By John Lynds
In an informal session last week the state legislature passed a bill that will delay the implementation of recreational marijuana for six months.
While the bill will have zero affect on possessing or home growing marijuana, which went into effect on December 15, lawmakers said they needed some time to study how legalization was implemented in other states and borrow best practices for how to tax, regulate and collect revenues from marijuana sales.
“The legalization of recreational marijuana is a significant change in Massachusetts that deserves a thoughtful and prudent approach with respect to implementation,” said Rep. Adrian Madaro. “Building in time to analyze best practices and craft rational rules and regulations will diminish the possibility of shortcomings in the future.”
Madaro added that a lot of thought will go into how revenues from statewide marijuana sales will be distributed to help boost local economies for cities and towns. Madaro also said Massachusetts is in a unique position to learn from how other states like Colorado, Oregon, and Washington implemented such laws and gauge what worked and what did not work as recreational marijuana became more readily available.

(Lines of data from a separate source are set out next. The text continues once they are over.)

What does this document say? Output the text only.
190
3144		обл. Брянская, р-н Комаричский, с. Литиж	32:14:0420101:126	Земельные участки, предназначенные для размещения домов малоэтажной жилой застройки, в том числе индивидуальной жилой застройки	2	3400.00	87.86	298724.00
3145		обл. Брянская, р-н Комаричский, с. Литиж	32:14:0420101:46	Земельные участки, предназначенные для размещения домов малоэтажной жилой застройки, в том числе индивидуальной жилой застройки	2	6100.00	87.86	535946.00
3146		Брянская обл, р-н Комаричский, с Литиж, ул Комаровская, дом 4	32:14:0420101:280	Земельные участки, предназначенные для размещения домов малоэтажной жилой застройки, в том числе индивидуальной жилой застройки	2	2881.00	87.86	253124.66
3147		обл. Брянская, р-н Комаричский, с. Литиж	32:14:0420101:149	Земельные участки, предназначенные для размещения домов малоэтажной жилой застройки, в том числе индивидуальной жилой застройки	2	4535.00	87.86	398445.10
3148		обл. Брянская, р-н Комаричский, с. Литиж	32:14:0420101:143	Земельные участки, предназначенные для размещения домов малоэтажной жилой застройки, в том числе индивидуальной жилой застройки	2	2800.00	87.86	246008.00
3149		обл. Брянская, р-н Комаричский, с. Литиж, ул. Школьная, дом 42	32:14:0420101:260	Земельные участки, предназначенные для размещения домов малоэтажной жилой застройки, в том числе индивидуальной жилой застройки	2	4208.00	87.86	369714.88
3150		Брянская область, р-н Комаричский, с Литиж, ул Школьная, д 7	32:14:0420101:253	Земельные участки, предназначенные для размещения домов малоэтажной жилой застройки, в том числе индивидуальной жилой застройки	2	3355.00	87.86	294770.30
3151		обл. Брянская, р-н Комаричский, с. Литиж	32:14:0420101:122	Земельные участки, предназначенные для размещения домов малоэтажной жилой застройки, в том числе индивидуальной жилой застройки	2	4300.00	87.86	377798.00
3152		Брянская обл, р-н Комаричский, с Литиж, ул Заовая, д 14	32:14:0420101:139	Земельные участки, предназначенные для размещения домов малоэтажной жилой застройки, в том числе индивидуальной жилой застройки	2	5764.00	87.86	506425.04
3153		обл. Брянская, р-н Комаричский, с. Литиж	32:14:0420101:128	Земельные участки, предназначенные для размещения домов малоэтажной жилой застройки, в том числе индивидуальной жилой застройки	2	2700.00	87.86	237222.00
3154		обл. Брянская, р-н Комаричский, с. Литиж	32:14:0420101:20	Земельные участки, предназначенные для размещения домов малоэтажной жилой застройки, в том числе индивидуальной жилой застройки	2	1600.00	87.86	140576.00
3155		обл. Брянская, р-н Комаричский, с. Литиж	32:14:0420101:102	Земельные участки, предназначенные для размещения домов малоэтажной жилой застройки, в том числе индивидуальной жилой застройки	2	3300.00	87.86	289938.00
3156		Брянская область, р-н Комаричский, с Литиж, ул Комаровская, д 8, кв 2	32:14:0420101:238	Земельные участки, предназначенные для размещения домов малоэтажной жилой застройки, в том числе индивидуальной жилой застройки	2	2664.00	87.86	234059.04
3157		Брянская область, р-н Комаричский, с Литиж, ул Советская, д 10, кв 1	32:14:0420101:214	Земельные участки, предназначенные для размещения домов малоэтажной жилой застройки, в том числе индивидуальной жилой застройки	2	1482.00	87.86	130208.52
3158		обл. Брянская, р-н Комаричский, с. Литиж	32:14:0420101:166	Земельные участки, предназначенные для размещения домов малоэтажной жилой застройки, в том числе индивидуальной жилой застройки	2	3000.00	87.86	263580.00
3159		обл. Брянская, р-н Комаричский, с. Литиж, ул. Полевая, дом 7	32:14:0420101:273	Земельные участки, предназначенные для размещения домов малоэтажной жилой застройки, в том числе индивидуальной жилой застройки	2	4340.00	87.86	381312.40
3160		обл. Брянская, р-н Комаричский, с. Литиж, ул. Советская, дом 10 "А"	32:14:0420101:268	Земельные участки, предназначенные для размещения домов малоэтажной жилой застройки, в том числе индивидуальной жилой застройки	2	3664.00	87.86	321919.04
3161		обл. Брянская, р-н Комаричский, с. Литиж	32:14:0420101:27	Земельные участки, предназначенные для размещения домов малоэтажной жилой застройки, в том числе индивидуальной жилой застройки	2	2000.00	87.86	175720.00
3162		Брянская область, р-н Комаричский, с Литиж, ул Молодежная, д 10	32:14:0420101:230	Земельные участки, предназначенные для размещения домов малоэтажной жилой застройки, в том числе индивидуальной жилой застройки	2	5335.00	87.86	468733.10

According to a joint press release from Senate President Stan Rosenberg and Speaker Robert DeLeo the ballot measure approved by voters in November established firm deadlines for the state to appoint the Cannabis Control Commission, draft and approve regulations, vet applicants and issue licenses for retail sales and cultivation, and to establish seed-to-sale tracking systems.
The legislation passed last week will extend each deadline by a period of six months allowing the legislature more time to improve the ballot question, take up issues not addressed by the ballot question, and allow the state more time to implement the will of the voters.
“The legislature has a responsibility to implement the will of the voters while also protecting public health and public safety,” said Rosenberg in a statement. “This short delay will allow the necessary time for the Legislature to work with stakeholders on improving the new law. Luckily, we are in a position where we can learn from the experiences of other states to implement the most responsible recreational marijuana law in the country.”
DeLeo added that the legislature’s goal has always been to make sure that the intent of the voters is carried out.
“The delay will allow the committee process to work through the law’s complicated implications and provide a process by which we can strengthen, refine and improve it,” he said in a statement.
According to the bill, the Department of Public Health has been directed to partner with a research entity to conduct a first of its kind statewide baseline study on marijuana use in the state. The study will be conducted over 18 months to determine how legalization will impact public health, overall usage rates, and public safety.
Rosenberg and DeLeo said in the coming weeks, the legislature will establish a Committee on Marijuana comprised of member of both branches to work with stakeholders to research, review, and draft marijuana related legislation. Committee members will be appointed by the Speaker of the House, Senate President, and both the House Minority Leader and Senate Minority Leader.
However, not all were pleased by the move.
“This is disappointing to the say the least,” said Jeffrey Zucker, President of the cannabis industry advisory firm Green Lion Partners. “The Massachusetts bill was carefully constructed so that the system could be implemented swiftly. This is an affront to the 54 percent of voters that supported this initiative.”
In a statement to the East Boston Times, Isaac Dietrich, CEO of the cannabis social network and technology platform MassRoots, said, “It’s a shame a small group of legislators are working to undermine the will of millions of voters in Massachusetts. We’ll be mobilizing our community of hundreds of thousands of cannabis consumers to get this decision reversed early (this) year.”